На последнем слове она сделала особое ударение. Табуба без улыбки смотрела на нее, личина притворной скромности исчезла, а заменила ее холодная враждебность. Ее лицо теперь напоминало маску. Нубнофрет скрестила на груди руки.
– Не могу сказать, что ты подходящая жена для моего мужа, – продолжала она подчеркнуто спокойным тоном, хотя на самом деле вовсе не чувствовала такого спокойствия. – Из-за тебя он пренебрегает своими обязанностями, своей работой, из-за тебя его охватило какое-то душевное наваждение. Не забудь, что безумная страсть может очень быстро превратиться в глубокое отвращение, поэтому мой тебе совет: будь поосторожней, когда дело касается меня. Хаэмуаса мало интересуют хозяйственные дела. В этом он привык полагаться на свою жену. Так будет и впредь. Если только ты вздумаешь вмешиваться, если станешь бегать к нему по всякому поводу, обещаю, что этим вызовешь только его недовольство и раздражение. Если же не будешь стоять у меня на пути, твоя жизнь здесь станет приятной. А у меня есть дела поважнее, чем заботиться о твоем удобстве и благополучии. Ты все поняла?
Табуба напряженно слушала, ее лицо становилось все бледнее и прозрачнее, так что вскоре стало казаться, будто от нее остались лишь большие глаза и тонкий рот. Однако когда Нубнофрет замолчала, Табуба плавным движением сделала к ней еще два шага, и теперь ее лицо находилось почти вровень с лицом Нубнофрет. Она заговорила, и Нубнофрет почувствовала кожей ее холодное дыхание.

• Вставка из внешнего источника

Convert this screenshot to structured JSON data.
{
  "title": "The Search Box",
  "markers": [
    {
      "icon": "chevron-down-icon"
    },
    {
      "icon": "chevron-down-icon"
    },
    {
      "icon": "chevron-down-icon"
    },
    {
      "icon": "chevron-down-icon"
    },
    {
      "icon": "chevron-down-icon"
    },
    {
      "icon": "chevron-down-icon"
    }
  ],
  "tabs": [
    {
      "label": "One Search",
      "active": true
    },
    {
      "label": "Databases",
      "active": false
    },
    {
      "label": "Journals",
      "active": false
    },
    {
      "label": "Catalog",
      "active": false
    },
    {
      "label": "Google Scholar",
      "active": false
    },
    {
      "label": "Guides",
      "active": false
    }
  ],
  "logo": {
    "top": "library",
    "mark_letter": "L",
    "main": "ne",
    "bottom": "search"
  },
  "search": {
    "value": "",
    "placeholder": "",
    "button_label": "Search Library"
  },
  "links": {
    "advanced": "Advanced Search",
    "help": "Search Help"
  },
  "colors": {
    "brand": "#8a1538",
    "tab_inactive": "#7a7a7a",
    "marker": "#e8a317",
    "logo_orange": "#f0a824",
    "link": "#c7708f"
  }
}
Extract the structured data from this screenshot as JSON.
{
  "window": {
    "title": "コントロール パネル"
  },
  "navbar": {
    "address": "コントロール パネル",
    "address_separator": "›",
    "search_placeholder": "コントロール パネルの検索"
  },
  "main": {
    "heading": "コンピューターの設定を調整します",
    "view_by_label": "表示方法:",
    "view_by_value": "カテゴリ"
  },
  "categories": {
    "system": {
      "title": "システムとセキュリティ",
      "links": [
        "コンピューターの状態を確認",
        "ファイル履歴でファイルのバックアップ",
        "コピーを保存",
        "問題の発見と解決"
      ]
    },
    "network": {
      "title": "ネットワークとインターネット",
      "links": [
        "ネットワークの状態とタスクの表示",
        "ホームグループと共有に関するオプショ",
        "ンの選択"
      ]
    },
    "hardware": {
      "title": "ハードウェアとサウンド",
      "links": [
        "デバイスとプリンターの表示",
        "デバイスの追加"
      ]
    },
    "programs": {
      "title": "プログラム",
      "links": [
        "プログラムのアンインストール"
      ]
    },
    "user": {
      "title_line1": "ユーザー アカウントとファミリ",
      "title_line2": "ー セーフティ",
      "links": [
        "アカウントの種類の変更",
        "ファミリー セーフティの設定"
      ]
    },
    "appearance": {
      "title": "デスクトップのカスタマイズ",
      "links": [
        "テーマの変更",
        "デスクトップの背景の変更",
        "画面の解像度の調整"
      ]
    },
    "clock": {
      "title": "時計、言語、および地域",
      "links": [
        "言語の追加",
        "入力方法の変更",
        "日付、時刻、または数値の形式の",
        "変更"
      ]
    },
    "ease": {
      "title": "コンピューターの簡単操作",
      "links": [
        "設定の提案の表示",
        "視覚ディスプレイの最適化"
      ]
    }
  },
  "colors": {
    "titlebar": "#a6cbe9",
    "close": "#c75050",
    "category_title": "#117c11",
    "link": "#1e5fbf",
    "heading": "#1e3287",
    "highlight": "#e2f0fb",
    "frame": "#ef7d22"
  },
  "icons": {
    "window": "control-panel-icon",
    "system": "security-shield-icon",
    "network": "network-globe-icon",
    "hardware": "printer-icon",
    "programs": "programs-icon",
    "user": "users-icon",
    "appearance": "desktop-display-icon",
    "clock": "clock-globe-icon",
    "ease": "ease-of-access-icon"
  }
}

– Только одного, царевна, ты не можешь понять – это силу страсти, которую питает ко мне Хаэмуас, – произнесла она глубоким грудным голосом. – И это не простое наваждение, я тебе обещаю. Я, а не ты вошла в его плоть и кровь. И если ты попытаешься мне навредить, горевать придется тебе. Больше никогда ни один человек не сможет очернить меня в его глазах, ибо он доверяет мне сверх всякой меры. Он весь мой – его дух, его тело и ка. Я крепко держу его там, где ему это больше всего по нраву, – между ног. Стоит мне приласкать его, царевна, и он мурлычет, как котенок. Если сделаю ему больно – заплачет от горя. Так что смотри не ошибись, он – мой, и я вольна делать с ним все, что пожелаю.
Нубнофрет была вне себя от потрясения. Редко в жизни ей доводилось встречать такую ядовитую злобу, выслушивать подобные речи. В этой женщине она усмотрела некую дикую силу, лишенную всякого следа человечности и приличий, и на один краткий миг царевну захлестнула волна смертельного ужаса. Она знала, что эта женщина говорит правду. А потом она взорвалась.
– По-моему, сама ты совершенно равнодушна к моему мужу, – холодно заметила она. – Ты – грязная крестьянка с сердцем шлюхи. Все, можешь идти.
Отступив на шаг, Табуба поклонилась. Теперь она улыбалась, хотя вся ее поза выражала почтение.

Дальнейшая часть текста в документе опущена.